MobileRead Forums - View Single Post

dgatwood · 04-01-2014, 10:32 PM

Quote:

Originally Posted by Toxaris

That tool does not exits at the moment. Apparently it is a holy grail to many. PDF is your worst format to start from.

You're inclined to understatement. Essentially, the question is approximately like asking, "How can I zoom in and enhance like they do on CSI" or "how can I copy the text of my research paper from a photograph of the screen," and for precisely the same reason—you can't readily extract information that isn't there.

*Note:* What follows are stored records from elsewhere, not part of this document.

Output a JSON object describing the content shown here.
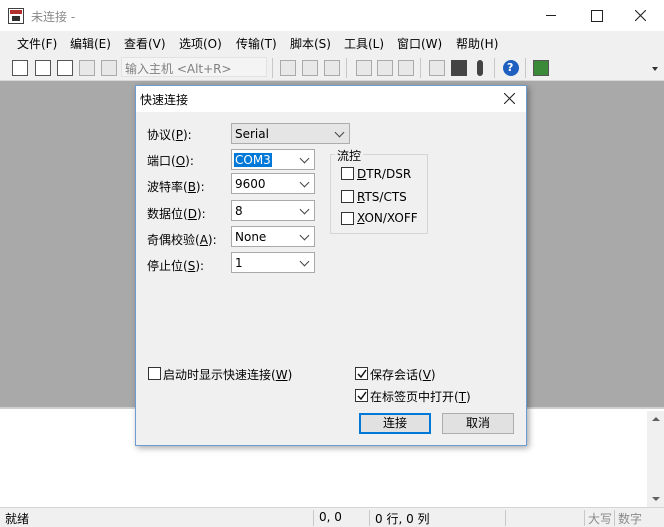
{
  "window": {
    "title": "未连接 -"
  },
  "menu": [
    {
      "label": "文件(F)"
    },
    {
      "label": "编辑(E)"
    },
    {
      "label": "查看(V)"
    },
    {
      "label": "选项(O)"
    },
    {
      "label": "传输(T)"
    },
    {
      "label": "脚本(S)"
    },
    {
      "label": "工具(L)"
    },
    {
      "label": "窗口(W)"
    },
    {
      "label": "帮助(H)"
    }
  ],
  "toolbar": {
    "host_placeholder": "输入主机 <Alt+R>"
  },
  "dialog": {
    "title": "快速连接",
    "protocol": {
      "label": "协议(",
      "key": "P",
      "tail": "):",
      "value": "Serial"
    },
    "port": {
      "label": "端口(",
      "key": "O",
      "tail": "):",
      "value": "COM3"
    },
    "baud": {
      "label": "波特率(",
      "key": "B",
      "tail": "):",
      "value": "9600"
    },
    "databits": {
      "label": "数据位(",
      "key": "D",
      "tail": "):",
      "value": "8"
    },
    "parity": {
      "label": "奇偶校验(",
      "key": "A",
      "tail": "):",
      "value": "None"
    },
    "stopbits": {
      "label": "停止位(",
      "key": "S",
      "tail": "):",
      "value": "1"
    },
    "flow": {
      "title": "流控",
      "dtr": {
        "key": "D",
        "rest": "TR/DSR",
        "checked": false
      },
      "rts": {
        "key": "R",
        "rest": "TS/CTS",
        "checked": false
      },
      "xon": {
        "key": "X",
        "rest": "ON/XOFF",
        "checked": false
      }
    },
    "show_on_startup": {
      "label": "启动时显示快速连接(",
      "key": "W",
      "tail": ")",
      "checked": false
    },
    "save_session": {
      "label": "保存会话(",
      "key": "V",
      "tail": ")",
      "checked": true
    },
    "open_in_tab": {
      "label": "在标签页中打开(",
      "key": "T",
      "tail": ")",
      "checked": true
    },
    "connect_label": "连接",
    "cancel_label": "取消"
  },
  "status": {
    "ready": "就绪",
    "position": "0, 0",
    "rowcol": "0 行, 0 列",
    "caps": "大写",
    "num": "数字"
  }
}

As mrmikel pointed out, a PDF file basically consists of... at best, a series of strings, or at worst, a series of individual glyphs, along with font information and the location where each glyph or string should be drawn on the page. You don't have paragraphs, and you may or may not even have entire lines. This is why copy and paste from a PDF is notoriously error-prone.

One of the most hilarious examples of PDF's inadequacy that I've seen involved Apple's developer documentation PDFs from a few years back. In some PDF readers (notably, Apple's Preview prior to about OS X v10.8), depending on how you selected text, you would sometimes select the words, but not the spaces between them. You can probably imagine how much fun that was.

Worse, depending on how the PDF was created, there's no guarantee that it contains the mapping information needed to convert glyph IDs back into a Unicode code points. If it doesn't, then copying text from the PDF could return nothing, random garbage, or anything in between. So in that case, the question is more like asking how to retrieve your research paper from a photo of a Microsoft Word BSOD....